That’s where the potential bipartisan appeal comes in. Breitbart News’ John Carney, formerly of CNBC and The Wall Street Journal, has written respectfully of MMT literature — including Kelton’s blog, New Economic Perspectives — as thoughtful sources of “nitty-gritty details” of monetary policy. New York Times conservative columnist Ross Douthat has indicated some sympathy toward aspects of MMT thinking. But at this point, MMT’s foothold lies primarily with the radical liberal crowd.

 Kelton, 48, grew up a military brat, bouncing among California, Illinois and North Carolina along with her father’s Air Force career. Kelton thought she would be a lawyer or an accountant but developed a keen interest in economics at California State University, Sacramento, where she took History of Economic Thought with professor John Henry, who quickly spotted a star pupil. “She was able to extract the theoretical core of every argument,” Henry says.
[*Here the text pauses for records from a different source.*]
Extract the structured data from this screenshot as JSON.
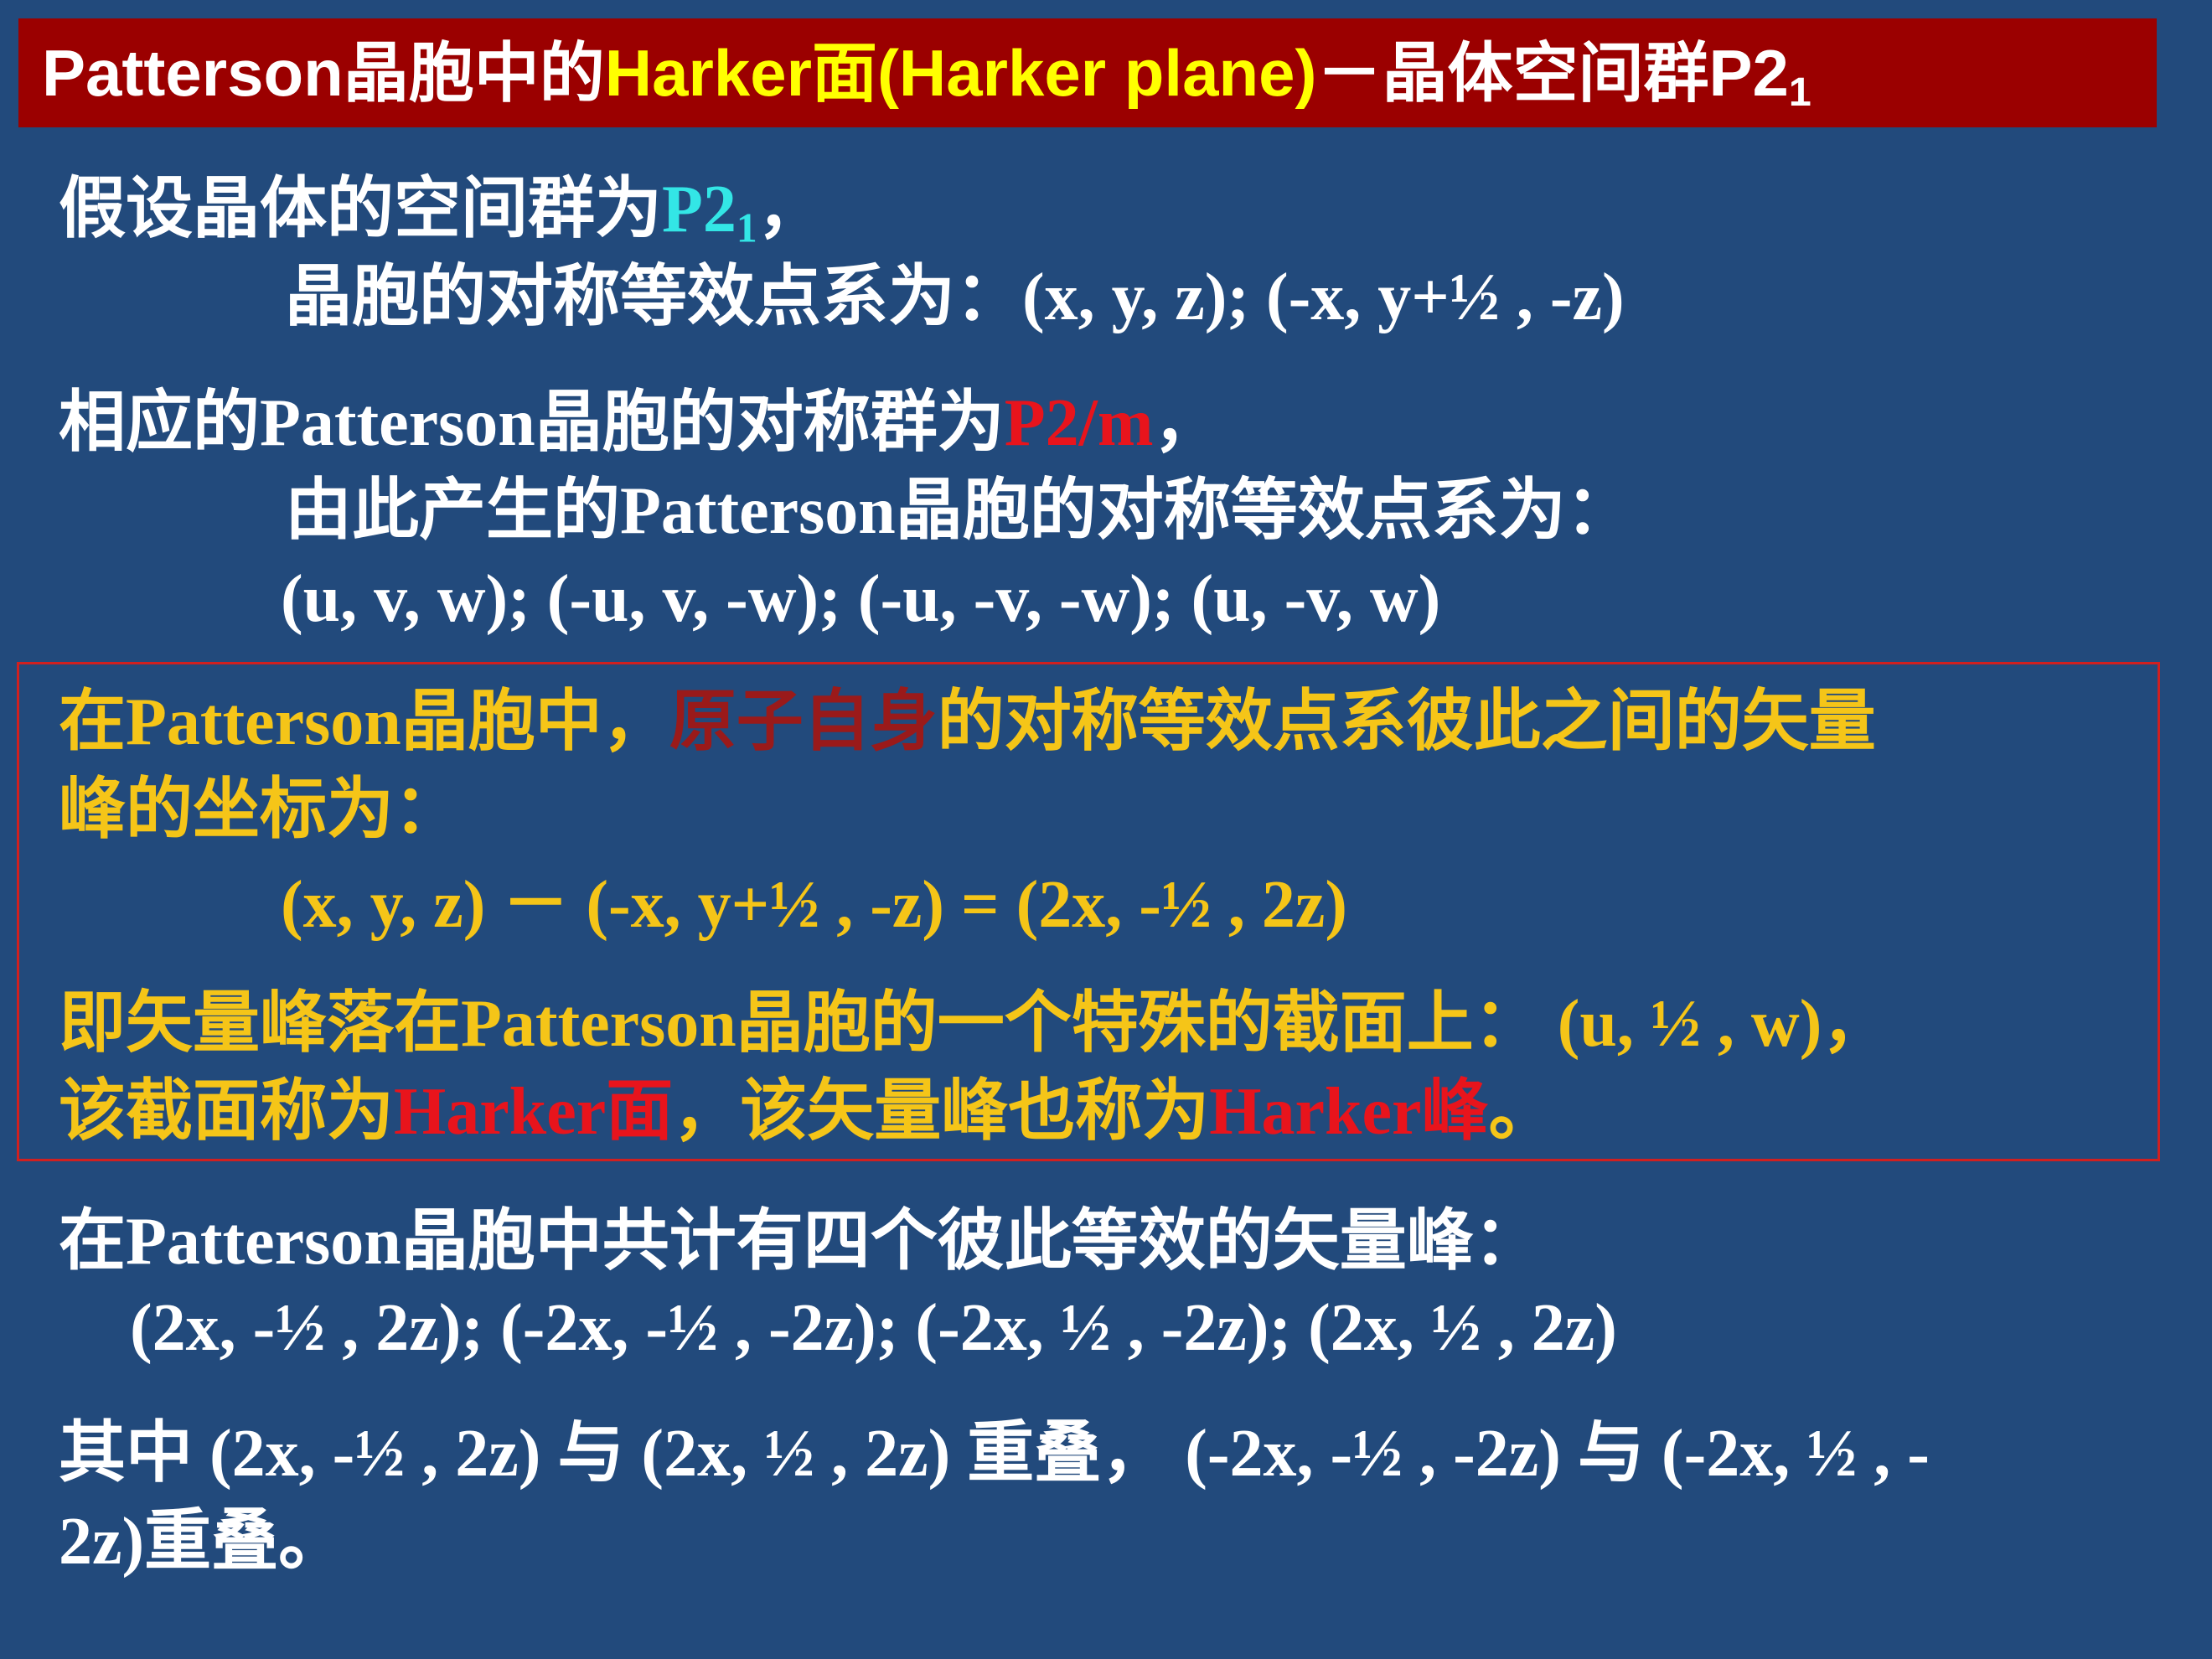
{
  "title": {
    "part1": "Patterson晶胞中的",
    "part2": "Harker面(Harker plane)",
    "part3": "－晶体空间群P2",
    "part3_sub": "1"
  },
  "block1": {
    "line1_text": "假设晶体的空间群为",
    "line1_highlight": "P2",
    "line1_highlight_sub": "1",
    "line1_end": "，",
    "line2": "晶胞的对称等效点系为：(x, y, z); (-x, y+½ , -z)"
  },
  "block2": {
    "line1_text": "相应的Patterson晶胞的对称群为",
    "line1_highlight": "P2/m",
    "line1_end": "，",
    "line2": "由此产生的Patterson晶胞的对称等效点系为：",
    "line3": "(u, v, w);  (-u, v, -w); (-u, -v, -w);  (u, -v, w)"
  },
  "boxed": {
    "line1_a": "在Patterson晶胞中，",
    "line1_highlight": "原子自身",
    "line1_b": "的对称等效点系彼此之间的矢量",
    "line2": "峰的坐标为：",
    "line3": "(x, y, z) － (-x, y+½ , -z) = (2x, -½ , 2z)",
    "line4": "即矢量峰落在Patterson晶胞的一个特殊的截面上： (u, ½ , w)，",
    "line5_a": "该截面称为",
    "line5_highlight1": "Harker面",
    "line5_b": "，该矢量峰也称为",
    "line5_highlight2": "Harker峰",
    "line5_c": "。"
  },
  "block3": {
    "line1": "在Patterson晶胞中共计有四个彼此等效的矢量峰：",
    "line2": "(2x, -½ , 2z);  (-2x, -½ , -2z);  (-2x, ½ , -2z);   (2x, ½ , 2z)"
  },
  "block4": {
    "line1": "其中 (2x, -½ , 2z) 与 (2x, ½ , 2z) 重叠，  (-2x, -½ , -2z) 与 (-2x, ½ , -",
    "line2": "2z)重叠。"
  },
  "colors": {
    "background": "#224a7c",
    "title_bar": "#9b0000",
    "title_highlight": "#ffff00",
    "text": "#ffffff",
    "boxed_text": "#f5c518",
    "highlight_cyan": "#33e6e6",
    "highlight_red": "#e8141c",
    "box_border": "#d02020"
  }
}
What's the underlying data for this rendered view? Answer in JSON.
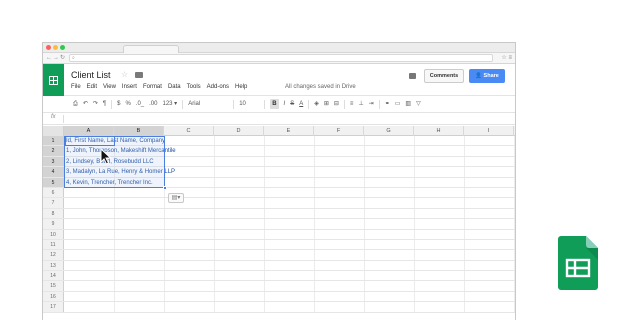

Later, Kelton worked at the Levy Economics Institute and then the University of Missouri-Kansas City, where she, Henry and several other like-minded economists honed the tenets of MMT. “It takes a while to feel like you can really run with the boys,” Kelton says, but she is much more comfortable as an economist today.

Kelton admits that her unconventional ideas occasionally make her feel left out of the larger economic conversation — Stony Brook is a ways from the Ivy League — though it hasn’t slowed her down. After writing several academic papers on the theory, she has made a concerted effort to bring MMT to the mainstream through her blog and social media — including 32,000 Twitter followers. “There wasn’t really MMT before I got involved,” she says proudly.

Her association with Sanders only raised its profile, though Kelton says she just nudged the left-wing presidential hopeful and did not directly advise him to embrace MMT. Kelton got on his radar by participating in a Sanders advisory panel on reforming the Fed, then went to work for him on the Senate Budget Committee in 2015 before joining his presidential campaign. “I worked really hard to persuade [Sanders] that we shouldn’t play into the idea that there’s a debt crisis,” Kelton says. While Sanders was keen on government-funded health care and college for all without the budgetary constraints of Hillary Clinton’s plans, he never completely let loose and embraced MMT.

The theory draws heated criticism, even among liberals. Progressive economist Thomas Palley believes MMT is a needed antidote to budget hawks, but its theoretical arguments don’t add up. “It would likely promote dangerous asset price inflation and financial instability, which would come back to haunt us,” Palley explains. And if you strip away these flaws, you’re left with standard Keynesian economics, a seasoned school of thought. “MMT adds nothing new to economic theory,” Palley says.